Superficially at least, under-produced, blastbeat-driven, buzz-saw-guitar-permeated, howls-from-hell-laden material like "Dawn Over the Ruins of Jerusalem" and "Reduced to Ashes" may seem unilaterally recommitted to bulldozing along black metal's well-trodden left-hand path with single-minded apocalyptic purpose.
But before long, Judd and co.
begin wandering off course and into the surrounding forest's fog-shrouded mysteries -- as though to emphasize that any kind of creative retreat comes entirely on their terms.
For the most part, these deviations involve the frequent sprinkling of psychedelic nuances (always one of the group's favorite songwriting adornments), or merely replacing bludgeoning violence with entrancing, unnerving dread on tracks like "The Lepers of Destitution" and the facetiously named "And I Control You." But more radical departures still come, by and by, via the possessed polka rhythm of "Decimation, Annihilation," the infectious arena metal croak-along "Give Me the Grave," and the domineering, almost Theremin-like synthesizer thrumming bringing alien textures to the title track and the unapologetically adventurous "Borrowed Hope and Broken Dreams" (note too its abundant new wave, gothic, and psychedelic elements).

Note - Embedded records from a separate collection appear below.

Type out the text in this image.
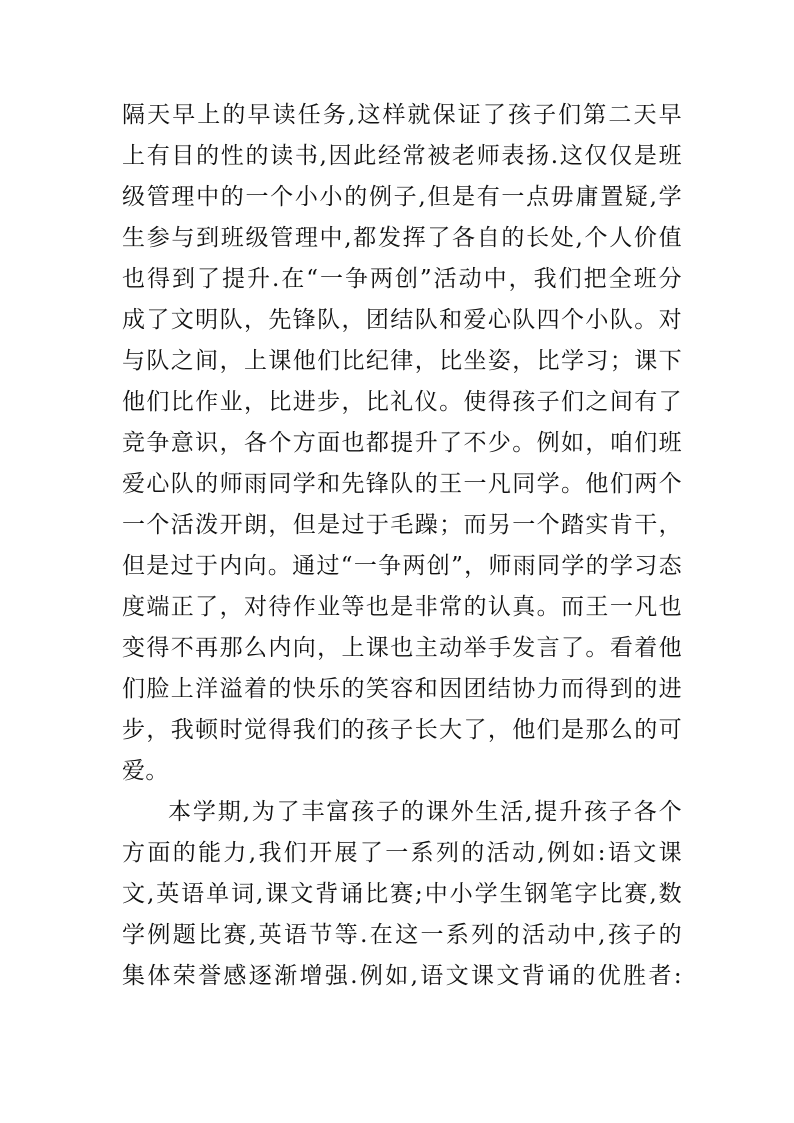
隔天早上的早读任务,这样就保证了孩子们第二天早
上有目的性的读书,因此经常被老师表扬.这仅仅是班
级管理中的一个小小的例子,但是有一点毋庸置疑,学
生参与到班级管理中,都发挥了各自的长处,个人价值
也得到了提升.在“一争两创”活动中，我们把全班分
成了文明队，先锋队，团结队和爱心队四个小队。对
与队之间，上课他们比纪律，比坐姿，比学习；课下
他们比作业，比进步，比礼仪。使得孩子们之间有了
竞争意识，各个方面也都提升了不少。例如，咱们班
爱心队的师雨同学和先锋队的王一凡同学。他们两个
一个活泼开朗，但是过于毛躁；而另一个踏实肯干，
但是过于内向。通过“一争两创”，师雨同学的学习态
度端正了，对待作业等也是非常的认真。而王一凡也
变得不再那么内向，上课也主动举手发言了。看着他
们脸上洋溢着的快乐的笑容和因团结协力而得到的进
步，我顿时觉得我们的孩子长大了，他们是那么的可
爱。
本学期,为了丰富孩子的课外生活,提升孩子各个
方面的能力,我们开展了一系列的活动,例如:语文课
文,英语单词,课文背诵比赛;中小学生钢笔字比赛,数
学例题比赛,英语节等.在这一系列的活动中,孩子的
集体荣誉感逐渐增强.例如,语文课文背诵的优胜者:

All of which, in essence, shows Nachtmystium playing ball without conceding defeat; maintaining their sense of adventure without perhaps advertising it overtly, and ultimately pursuing much the same "black metal with benefits" blueprint undertaken by 2006's widely acclaimed, pre-hatred Instinct: Decay.
Barely anyone seemed to take up arms over that particular work of hardly conventional black metal, so one can only hope the same will be true of Silencing Machine -- then Judd may finally enjoy a reprieve.